福岡県知事選が注目されるのは2019年4月の前回選挙で保守分裂となった経緯があるからだ。過去2回の選挙で自民党が支援した現職の小川洋氏に対し、地元選出の麻生太郎財務相兼副総理らが主導して対抗馬を擁立。自民党は麻生氏が支援する新人候補を推薦したが、麻生氏と“犬猿の仲”で知られる二階派の武田良太総務相ら一部の国会議員が現職を支持し、結果的に小川氏が約95万票の大差をつけて圧勝した。

それから約2年という短期間で再び選挙となれば、再び麻生氏と武田氏との間で候補者の選定をめぐる熾烈な争いが予想される。麻生氏と、武田氏が所属する二階派の領袖、二階俊博幹事長はともに菅内閣を支える2本柱。菅首相は難しい調整を迫られることとなり、調整に失敗すれば政権の屋台骨がぐらつく可能性もある。

ワクチン接種と五輪組織委員会の後任人事

国会議員にとって最大の関心事は衆院選の行方だ。

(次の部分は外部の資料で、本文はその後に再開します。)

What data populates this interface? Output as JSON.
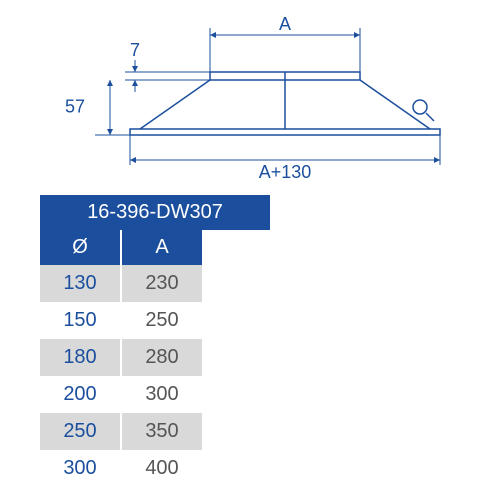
{
  "colors": {
    "brand_blue": "#1b4f9e",
    "header_blue": "#1b4f9e",
    "row_alt_bg": "#d9d9d9",
    "row_bg": "#ffffff",
    "dia_text": "#1b4f9e",
    "a_text": "#555555",
    "diagram_stroke": "#1b4f9e",
    "diagram_fill": "#ffffff"
  },
  "diagram": {
    "dim_height_total": "57",
    "dim_height_lip": "7",
    "dim_top": "A",
    "dim_bottom": "A+130",
    "fontsize": 18,
    "stroke_width": 1.5
  },
  "table": {
    "product_code": "16-396-DW307",
    "columns": {
      "dia": "Ø",
      "a": "A"
    },
    "rows": [
      {
        "dia": "130",
        "a": "230"
      },
      {
        "dia": "150",
        "a": "250"
      },
      {
        "dia": "180",
        "a": "280"
      },
      {
        "dia": "200",
        "a": "300"
      },
      {
        "dia": "250",
        "a": "350"
      },
      {
        "dia": "300",
        "a": "400"
      }
    ],
    "header_fontsize": 20,
    "cell_fontsize": 20
  }
}
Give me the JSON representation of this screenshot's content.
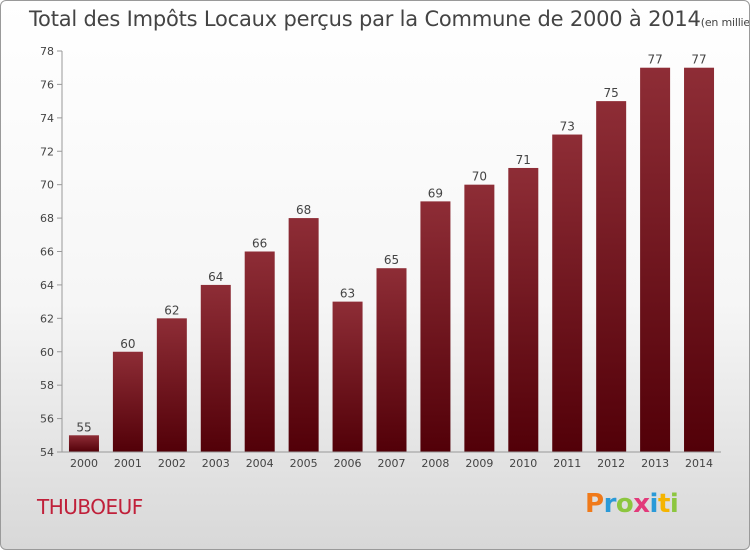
{
  "chart_data": {
    "type": "bar",
    "title": "Total des Impôts Locaux perçus par la Commune de 2000 à 2014",
    "unit": "(en milliers d'€)",
    "categories": [
      "2000",
      "2001",
      "2002",
      "2003",
      "2004",
      "2005",
      "2006",
      "2007",
      "2008",
      "2009",
      "2010",
      "2011",
      "2012",
      "2013",
      "2014"
    ],
    "values": [
      55,
      60,
      62,
      64,
      66,
      68,
      63,
      65,
      69,
      70,
      71,
      73,
      75,
      77,
      77
    ],
    "ylim": [
      54,
      78
    ],
    "yticks": [
      54,
      56,
      58,
      60,
      62,
      64,
      66,
      68,
      70,
      72,
      74,
      76,
      78
    ],
    "xlabel": "",
    "ylabel": "",
    "bar_color": "#7a1c26"
  },
  "commune": "THUBOEUF",
  "logo": [
    "P",
    "r",
    "o",
    "x",
    "i",
    "t",
    "i"
  ]
}
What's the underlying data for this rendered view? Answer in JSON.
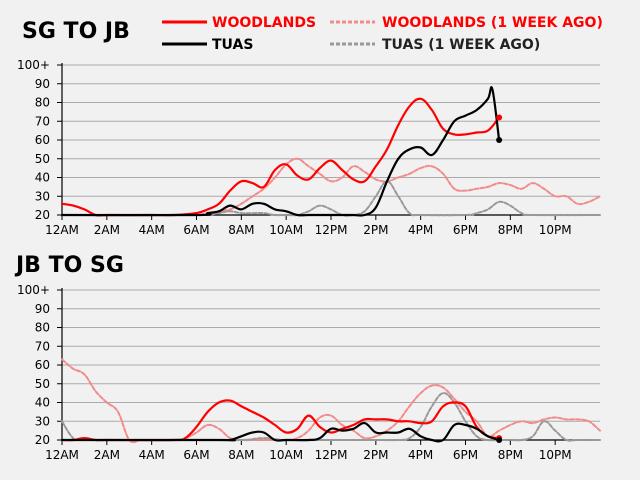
{
  "legend": {
    "woodlands": "WOODLANDS",
    "woodlands_prev": "WOODLANDS (1 WEEK AGO)",
    "tuas": "TUAS",
    "tuas_prev": "TUAS (1 WEEK AGO)"
  },
  "colors": {
    "woodlands": "#ff0000",
    "woodlands_prev": "#f28b8b",
    "tuas": "#000000",
    "tuas_prev": "#999999",
    "grid": "#aaaaaa"
  },
  "chart_data": [
    {
      "type": "line",
      "title": "SG TO JB",
      "xlim": [
        0,
        24
      ],
      "ylim": [
        20,
        100
      ],
      "yticks": [
        20,
        30,
        40,
        50,
        60,
        70,
        80,
        90,
        100
      ],
      "ytick_labels": [
        "20",
        "30",
        "40",
        "50",
        "60",
        "70",
        "80",
        "90",
        "100+"
      ],
      "xticks": [
        0,
        2,
        4,
        6,
        8,
        10,
        12,
        14,
        16,
        18,
        20,
        22
      ],
      "xtick_labels": [
        "12AM",
        "2AM",
        "4AM",
        "6AM",
        "8AM",
        "10AM",
        "12PM",
        "2PM",
        "4PM",
        "6PM",
        "8PM",
        "10PM"
      ],
      "grid": true,
      "legend_position": "top",
      "series": [
        {
          "key": "woodlands_prev",
          "dashed": true,
          "name": "WOODLANDS (1 WEEK AGO)",
          "x": [
            0,
            5,
            6,
            6.5,
            7,
            7.5,
            8,
            8.5,
            9,
            9.5,
            10,
            10.5,
            11,
            11.5,
            12,
            12.5,
            13,
            13.5,
            14,
            14.5,
            15,
            15.5,
            16,
            16.5,
            17,
            17.5,
            18,
            18.5,
            19,
            19.5,
            20,
            20.5,
            21,
            21.5,
            22,
            22.5,
            23,
            23.5,
            24
          ],
          "y": [
            20,
            20,
            20,
            21,
            22,
            23,
            26,
            30,
            34,
            40,
            47,
            50,
            46,
            42,
            38,
            40,
            46,
            43,
            39,
            38,
            40,
            42,
            45,
            46,
            42,
            34,
            33,
            34,
            35,
            37,
            36,
            34,
            37,
            34,
            30,
            30,
            26,
            27,
            30
          ]
        },
        {
          "key": "tuas_prev",
          "dashed": true,
          "name": "TUAS (1 WEEK AGO)",
          "x": [
            0,
            6,
            6.5,
            7,
            7.5,
            8,
            8.5,
            9,
            9.5,
            10,
            10.5,
            11,
            11.5,
            12,
            12.5,
            13,
            13.5,
            14,
            14.5,
            15,
            15.5,
            16,
            18,
            18.5,
            19,
            19.5,
            20,
            20.5,
            21,
            24
          ],
          "y": [
            20,
            20,
            20,
            21,
            22,
            21,
            21,
            21,
            20,
            20,
            20,
            22,
            25,
            23,
            20,
            20,
            22,
            30,
            38,
            30,
            21,
            20,
            20,
            21,
            23,
            27,
            25,
            21,
            20,
            20
          ]
        },
        {
          "key": "woodlands",
          "dashed": false,
          "name": "WOODLANDS",
          "x": [
            0,
            0.5,
            1,
            1.5,
            2,
            3,
            4,
            5,
            6,
            6.5,
            7,
            7.5,
            8,
            8.5,
            9,
            9.5,
            10,
            10.5,
            11,
            11.5,
            12,
            12.5,
            13,
            13.5,
            14,
            14.5,
            15,
            15.5,
            16,
            16.5,
            17,
            17.5,
            18,
            18.5,
            19,
            19.5
          ],
          "y": [
            26,
            25,
            23,
            20,
            20,
            20,
            20,
            20,
            21,
            23,
            26,
            33,
            38,
            37,
            35,
            44,
            47,
            41,
            39,
            45,
            49,
            44,
            39,
            38,
            46,
            55,
            68,
            78,
            82,
            76,
            66,
            63,
            63,
            64,
            65,
            72
          ]
        },
        {
          "key": "tuas",
          "dashed": false,
          "name": "TUAS",
          "x": [
            0,
            6,
            6.5,
            7,
            7.5,
            8,
            8.5,
            9,
            9.5,
            10,
            10.5,
            11,
            11.5,
            12,
            12.5,
            13,
            13.5,
            14,
            14.5,
            15,
            15.5,
            16,
            16.5,
            17,
            17.5,
            18,
            18.5,
            19,
            19.2,
            19.5
          ],
          "y": [
            20,
            20,
            21,
            22,
            25,
            23,
            26,
            26,
            23,
            22,
            20,
            20,
            20,
            20,
            20,
            20,
            20,
            24,
            38,
            50,
            55,
            56,
            52,
            60,
            70,
            73,
            76,
            82,
            87,
            60
          ]
        }
      ],
      "end_points": [
        {
          "key": "woodlands",
          "x": 19.5,
          "y": 72
        },
        {
          "key": "tuas",
          "x": 19.5,
          "y": 60
        }
      ]
    },
    {
      "type": "line",
      "title": "JB TO SG",
      "xlim": [
        0,
        24
      ],
      "ylim": [
        20,
        100
      ],
      "yticks": [
        20,
        30,
        40,
        50,
        60,
        70,
        80,
        90,
        100
      ],
      "ytick_labels": [
        "20",
        "30",
        "40",
        "50",
        "60",
        "70",
        "80",
        "90",
        "100+"
      ],
      "xticks": [
        0,
        2,
        4,
        6,
        8,
        10,
        12,
        14,
        16,
        18,
        20,
        22
      ],
      "xtick_labels": [
        "12AM",
        "2AM",
        "4AM",
        "6AM",
        "8AM",
        "10AM",
        "12PM",
        "2PM",
        "4PM",
        "6PM",
        "8PM",
        "10PM"
      ],
      "grid": true,
      "series": [
        {
          "key": "woodlands_prev",
          "dashed": true,
          "name": "WOODLANDS (1 WEEK AGO)",
          "x": [
            0,
            0.5,
            1,
            1.5,
            2,
            2.5,
            3,
            3.5,
            4,
            5,
            5.5,
            6,
            6.5,
            7,
            7.5,
            8,
            8.5,
            9,
            9.5,
            10,
            10.5,
            11,
            11.5,
            12,
            12.5,
            13,
            13.5,
            14,
            14.5,
            15,
            15.5,
            16,
            16.5,
            17,
            17.5,
            18,
            18.5,
            19,
            19.5,
            20,
            20.5,
            21,
            21.5,
            22,
            22.5,
            23,
            23.5,
            24
          ],
          "y": [
            63,
            58,
            55,
            46,
            40,
            35,
            20,
            20,
            20,
            20,
            21,
            24,
            28,
            26,
            21,
            20,
            20,
            20,
            20,
            20,
            21,
            25,
            32,
            33,
            28,
            25,
            21,
            22,
            25,
            30,
            38,
            45,
            49,
            48,
            42,
            35,
            30,
            22,
            25,
            28,
            30,
            29,
            31,
            32,
            31,
            31,
            30,
            25
          ]
        },
        {
          "key": "tuas_prev",
          "dashed": true,
          "name": "TUAS (1 WEEK AGO)",
          "x": [
            0,
            0.5,
            1,
            6,
            8,
            9,
            10,
            12,
            14,
            15,
            15.5,
            16,
            16.5,
            17,
            17.5,
            18,
            18.5,
            19,
            19.5,
            20,
            20.5,
            21,
            21.5,
            22,
            22.5,
            23,
            24
          ],
          "y": [
            30,
            21,
            20,
            20,
            20,
            21,
            20,
            20,
            20,
            20,
            21,
            27,
            38,
            45,
            40,
            30,
            22,
            20,
            20,
            20,
            20,
            22,
            30,
            25,
            20,
            20,
            20
          ]
        },
        {
          "key": "woodlands",
          "dashed": false,
          "name": "WOODLANDS",
          "x": [
            0,
            0.5,
            1,
            1.5,
            2,
            5,
            5.5,
            6,
            6.5,
            7,
            7.5,
            8,
            8.5,
            9,
            9.5,
            10,
            10.5,
            11,
            11.5,
            12,
            12.5,
            13,
            13.5,
            14,
            14.5,
            15,
            15.5,
            16,
            16.5,
            17,
            17.5,
            18,
            18.5,
            19,
            19.5
          ],
          "y": [
            20,
            20,
            21,
            20,
            20,
            20,
            21,
            27,
            35,
            40,
            41,
            38,
            35,
            32,
            28,
            24,
            26,
            33,
            27,
            24,
            26,
            28,
            31,
            31,
            31,
            30,
            30,
            29,
            30,
            38,
            40,
            38,
            27,
            22,
            21
          ]
        },
        {
          "key": "tuas",
          "dashed": false,
          "name": "TUAS",
          "x": [
            0,
            7,
            7.5,
            8,
            8.5,
            9,
            9.5,
            10,
            11,
            11.5,
            12,
            12.5,
            13,
            13.5,
            14,
            14.5,
            15,
            15.5,
            16,
            16.5,
            17,
            17.5,
            18,
            18.5,
            19,
            19.5
          ],
          "y": [
            20,
            20,
            20,
            22,
            24,
            24,
            20,
            20,
            20,
            21,
            26,
            25,
            26,
            29,
            24,
            24,
            24,
            26,
            22,
            20,
            20,
            28,
            28,
            26,
            22,
            20
          ]
        }
      ],
      "end_points": [
        {
          "key": "woodlands",
          "x": 19.5,
          "y": 21
        },
        {
          "key": "tuas",
          "x": 19.5,
          "y": 20
        }
      ]
    }
  ]
}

特に小選挙区制度になってからは“風”(浮動票)に大きく左右されるようになったため、自分の政党が有利な状況で選挙を戦いたいというのは議員たちの脳裏に強く刻み込まれている。

現在の衆院議員の任期は2021年の10月21日で、それまでに必ず総選挙が行われる。仮に菅首相の下で初めて行われる3つの国政選挙で全敗し、地方選でも調整力を発揮できなければ“選挙の顔”や“自民党総裁”としての適性に疑問符がつく。そうなれば発信力の高い河野太郎行政改革担当相らに“顔”をすげ替え、総選挙を戦った方が良い……との声が噴出する可能性もある。

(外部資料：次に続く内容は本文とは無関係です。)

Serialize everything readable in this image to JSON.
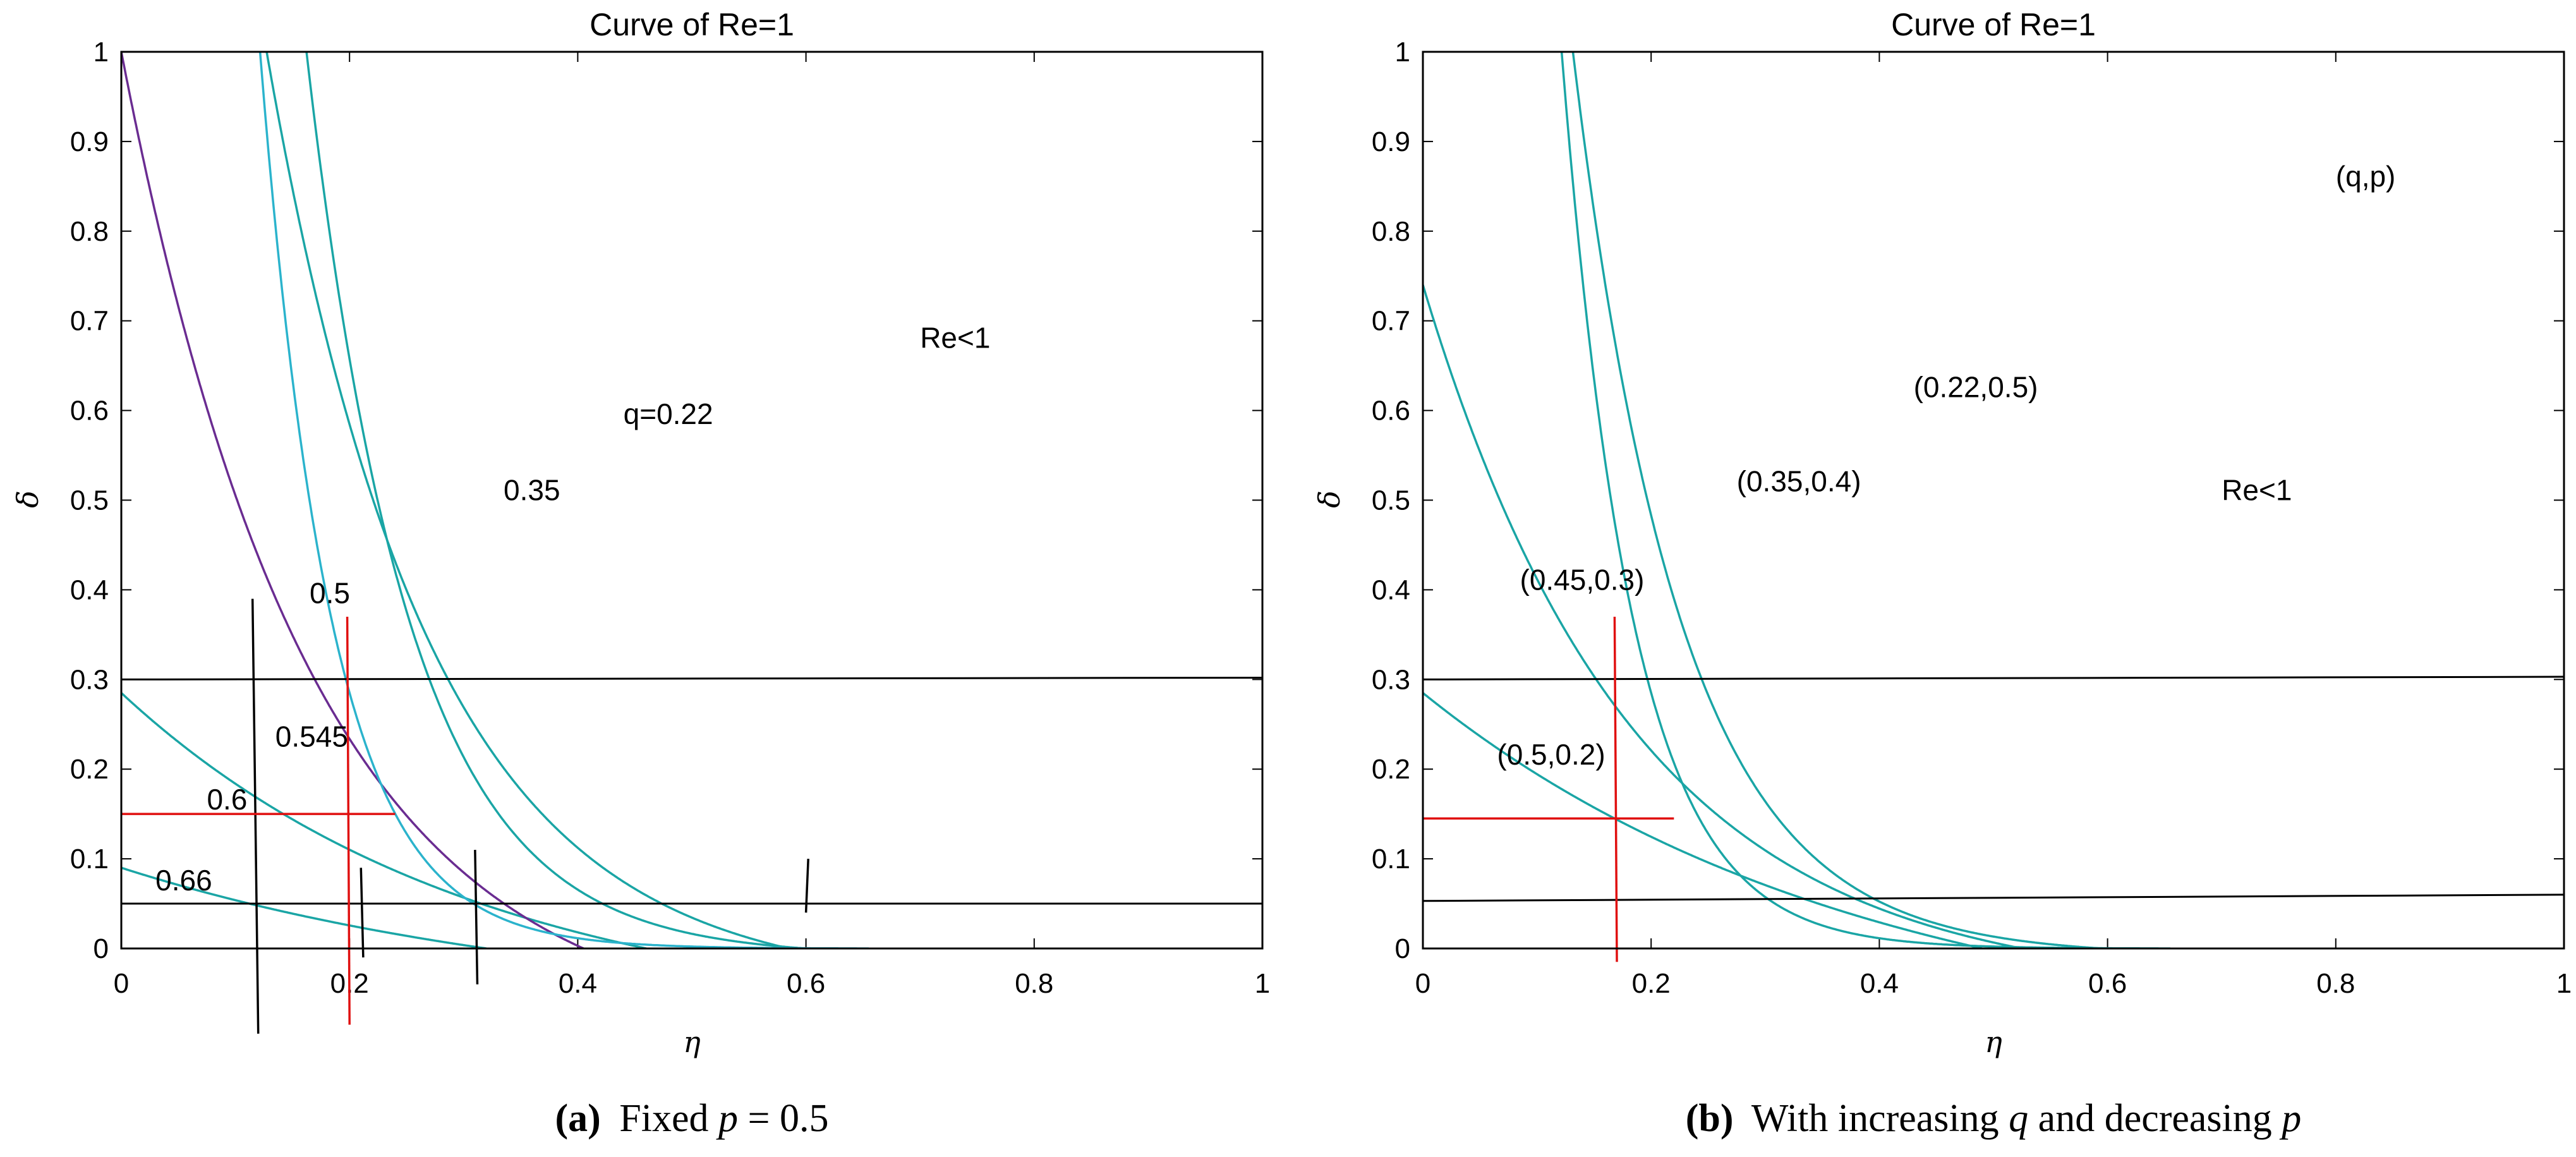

首相にとって就任以来、最大の試練となる4月の3補選・再選。これを乗り切るには、まずは足元の課題である新型コロナウイルスのワクチン接種と東京五輪組織委員会会長人事、この2つを国民の理解を得られるかたちできっちり進めることが最低条件となる。組織委員会会長には橋本聖子五輪相が浮上しているが、候補者検討委員会のメンバーすら公開しないことに“密室人事”との批判もある。コロナワクチンの接種も2月17日に始まったが、首相にとっては気の抜けない日々が続く。